Tracking and blocking of Bots and Crawlers

The Darkvisitors plugin now supports the new tracking feature. This way you can watch crawlers and bots on your site.

In recent days, I've noticed a surge in posts on my timeline complaining about bots and crawlers, wondering how to block them. A good opportunity to bring attention to the latest update of the Darkvisitors plugin.

I published this small plugin a few months ago. It delivers a robots.txt that can be used for various purposes:

  • To populate a sitemap
  • To grant or deny access to crawlers
  • To deny access to AI crawlers/bots

The main function of the plugin is to block AI crawlers, such as those that supply data to ChatGPT. It's possible to block different types of crawlers. For example, ChatGPT should not be allowed to access the site, but Perplexity can.

Until now, it was unclear which crawlers were actually accessing the site and what they were accessing. With the latest update of the plugin, you can now see this information. Darkvisitors.com is now offering an API that is free for a large number of accesses.

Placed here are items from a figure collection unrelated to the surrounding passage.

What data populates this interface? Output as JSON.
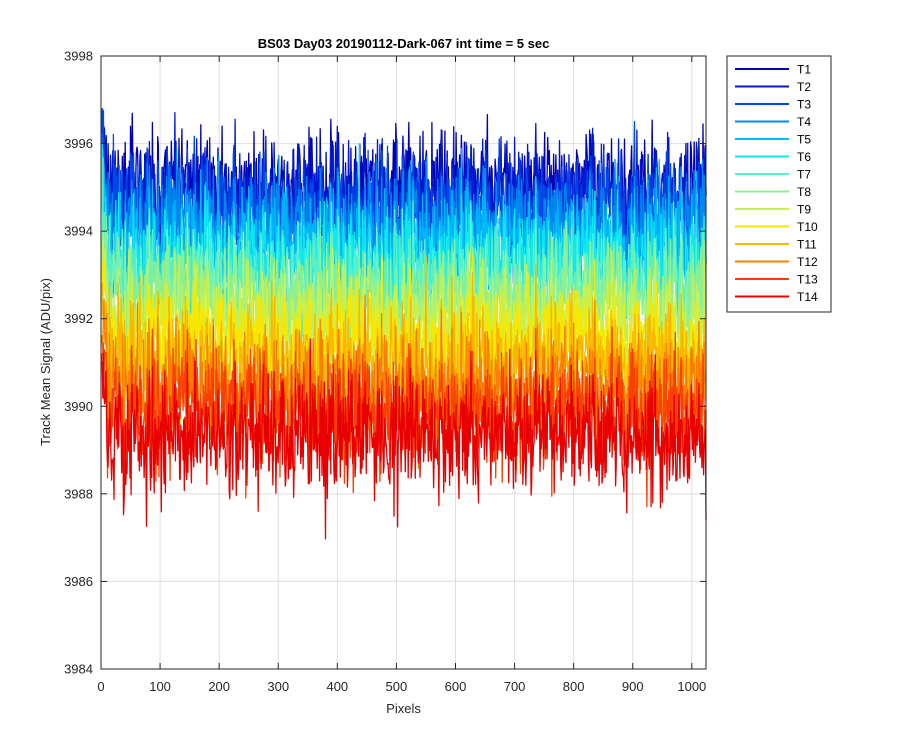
{
  "chart_data": {
    "type": "line",
    "title": "BS03 Day03 20190112-Dark-067 int time = 5 sec",
    "xlabel": "Pixels",
    "ylabel": "Track Mean Signal (ADU/pix)",
    "xlim": [
      0,
      1024
    ],
    "ylim": [
      3984,
      3998
    ],
    "xticks": [
      0,
      100,
      200,
      300,
      400,
      500,
      600,
      700,
      800,
      900,
      1000
    ],
    "yticks": [
      3984,
      3986,
      3988,
      3990,
      3992,
      3994,
      3996,
      3998
    ],
    "grid": true,
    "legend_position": "outside-top-right",
    "n_points": 1024,
    "series": [
      {
        "name": "T1",
        "color": "#0000B3",
        "mean": 3995.0,
        "spread": 0.75,
        "min": 3993.4,
        "max": 3997.5
      },
      {
        "name": "T2",
        "color": "#0018D0",
        "mean": 3994.8,
        "spread": 0.75,
        "min": 3993.2,
        "max": 3997.0
      },
      {
        "name": "T3",
        "color": "#0048E8",
        "mean": 3994.5,
        "spread": 0.75,
        "min": 3992.8,
        "max": 3996.8
      },
      {
        "name": "T4",
        "color": "#0088F0",
        "mean": 3994.1,
        "spread": 0.75,
        "min": 3992.4,
        "max": 3996.9
      },
      {
        "name": "T5",
        "color": "#00B8F8",
        "mean": 3993.7,
        "spread": 0.75,
        "min": 3992.0,
        "max": 3997.1
      },
      {
        "name": "T6",
        "color": "#10E8F0",
        "mean": 3993.3,
        "spread": 0.75,
        "min": 3991.6,
        "max": 3996.0
      },
      {
        "name": "T7",
        "color": "#58F0C8",
        "mean": 3992.9,
        "spread": 0.75,
        "min": 3991.1,
        "max": 3995.8
      },
      {
        "name": "T8",
        "color": "#90F090",
        "mean": 3992.5,
        "spread": 0.75,
        "min": 3990.7,
        "max": 3996.4
      },
      {
        "name": "T9",
        "color": "#C8F050",
        "mean": 3992.0,
        "spread": 0.75,
        "min": 3990.2,
        "max": 3995.2
      },
      {
        "name": "T10",
        "color": "#F8E800",
        "mean": 3991.5,
        "spread": 0.75,
        "min": 3989.6,
        "max": 3994.6
      },
      {
        "name": "T11",
        "color": "#F8B800",
        "mean": 3991.0,
        "spread": 0.75,
        "min": 3989.0,
        "max": 3994.0
      },
      {
        "name": "T12",
        "color": "#F88000",
        "mean": 3990.4,
        "spread": 0.8,
        "min": 3988.2,
        "max": 3993.5
      },
      {
        "name": "T13",
        "color": "#F84000",
        "mean": 3989.9,
        "spread": 0.8,
        "min": 3987.6,
        "max": 3993.2
      },
      {
        "name": "T14",
        "color": "#E80000",
        "mean": 3989.3,
        "spread": 0.8,
        "min": 3985.5,
        "max": 3992.6
      }
    ]
  }
}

My Kirby plugin now supports this API and can send tracking calls if desired. This way, you can then see on the Darkvisitors site which crawlers, bots, etc. are accessing your site.

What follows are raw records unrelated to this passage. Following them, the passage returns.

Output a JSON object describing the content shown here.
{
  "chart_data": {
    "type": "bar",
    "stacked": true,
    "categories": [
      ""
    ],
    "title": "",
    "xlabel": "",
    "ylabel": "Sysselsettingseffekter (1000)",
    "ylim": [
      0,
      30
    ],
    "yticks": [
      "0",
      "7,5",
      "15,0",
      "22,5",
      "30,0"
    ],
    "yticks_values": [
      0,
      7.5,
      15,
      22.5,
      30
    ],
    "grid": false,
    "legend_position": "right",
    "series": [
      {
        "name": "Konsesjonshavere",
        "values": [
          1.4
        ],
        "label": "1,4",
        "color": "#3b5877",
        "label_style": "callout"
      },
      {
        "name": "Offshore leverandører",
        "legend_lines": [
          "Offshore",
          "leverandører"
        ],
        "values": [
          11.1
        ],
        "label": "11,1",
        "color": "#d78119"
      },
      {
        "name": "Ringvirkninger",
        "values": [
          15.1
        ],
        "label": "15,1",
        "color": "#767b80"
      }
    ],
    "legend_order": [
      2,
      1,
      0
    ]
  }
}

The following data will be sent via API:

  • The path accessed
  • The access type (GET, POST)
  • The request headers

The plugin uses a route that always gets triggered and immediately passes to the next routes after an asynchronous tracking call. There should only be minimal delays. However, you should be aware that this happens with every page load.

Those who want to see which bots and crawlers are currently accessing their site and don't want to bother with logs or Webalizer can take a look at the new feature - it can be deactivated at any time. I find this very interesting and wonder what's going on behind the scenes.